Facebook will occasionally tell you what your most popular post or photo is.  My most popular photo UNTIL THIS ONE (see image to left), was a snap of my kids looking very attractive on a park bench in Brooklyn. This post far surpassed that one by nearly a third.  Once Facebook’s feed claw gets ahold of a popular post, it keeps serving it up to your friends and voilà: 162 of my Facebook friends reacted to the post with a like, a wow, or a love. There were over 30 comments of good cheer and a few questions.  So, I achieved my goal of getting attention, but it really unsettled me as the post kept racking up “social” points.

Granted, I did this for attention, so that’s on me.  I literally created a “piece of content” with this news as a cheap attempt to feel good about myself during a pit of depression.

Getting that out of the way, I had to ask myself, is losing weight the best thing I ever did? After over a decade on Facebook, and all the achievements I’ve accomplished in that time, is losing a few dress sizes the most notable? The most laudable? The absolute pinnacle of my success?  If we went to the grave with our most popular post on Facebook chiseled on our tombstone, would this be how I was remembered?

“In January of 2018, she lost 46.5 pounds.” 
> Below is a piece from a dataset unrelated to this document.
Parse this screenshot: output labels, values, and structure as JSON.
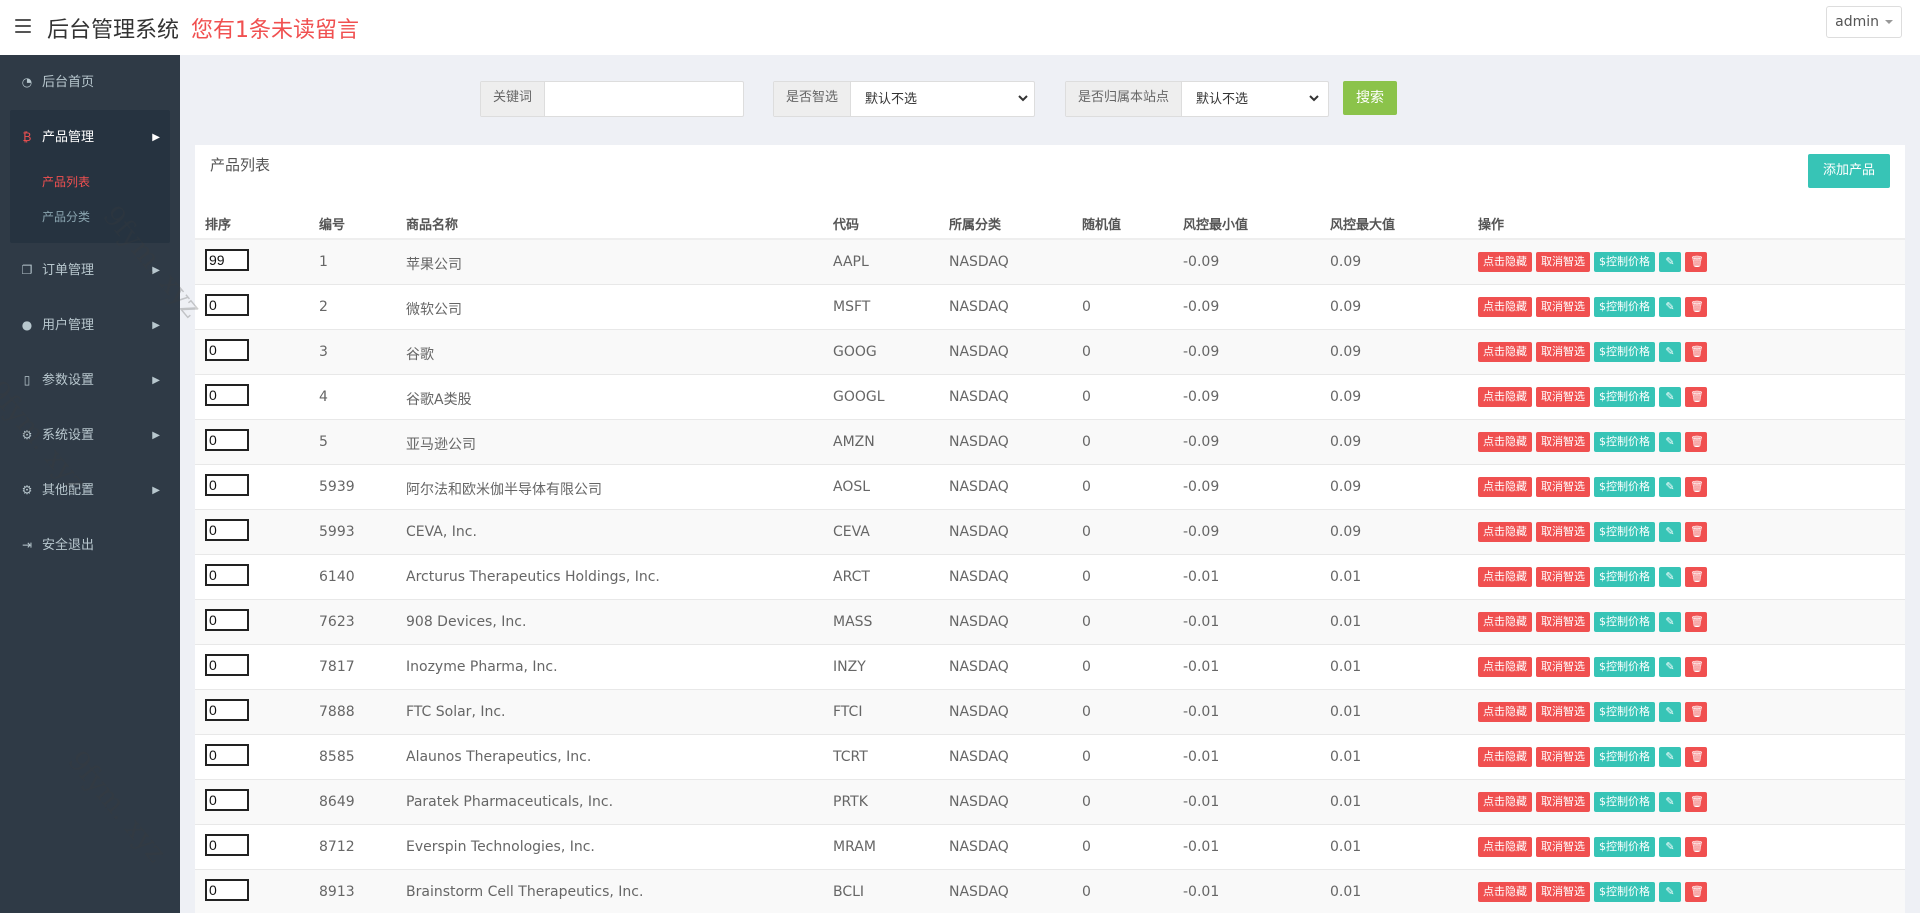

Seriously? What does that say about me? What does that say about our society that looks is so paramount that it trumps everything else?  It’s made me feel terrible for exploiting my weight loss for attention in this way, perpetuating the myth that ONLY thin is beautiful and right. It prompted me to re-examine, as I have earlier on this blog, having empathy for and self-identifying with the health-at-every-size movement.

So, in the end, I fat-shamed myself.  Shame on me.

p.s. I’m not ending my weight loss.  Just not holding it out as some great accomplishment in and of itself.  In subsequent posts, I’ll  attempt to explain the whole mind, body, spirit makeover path I’ve been on. Need to push through this dark period first.

Fat as Puzzle

ImageMy friend Ross who is supporting me on my Health Rally, recommended this blog post, “Thinking about Diets and Other Complex Matters” by Bill Gurley, a VC at Benchmark Capital.  It’s a good post, and has great references.  I’ve already downloaded, “Why We Get Fat” on Audible.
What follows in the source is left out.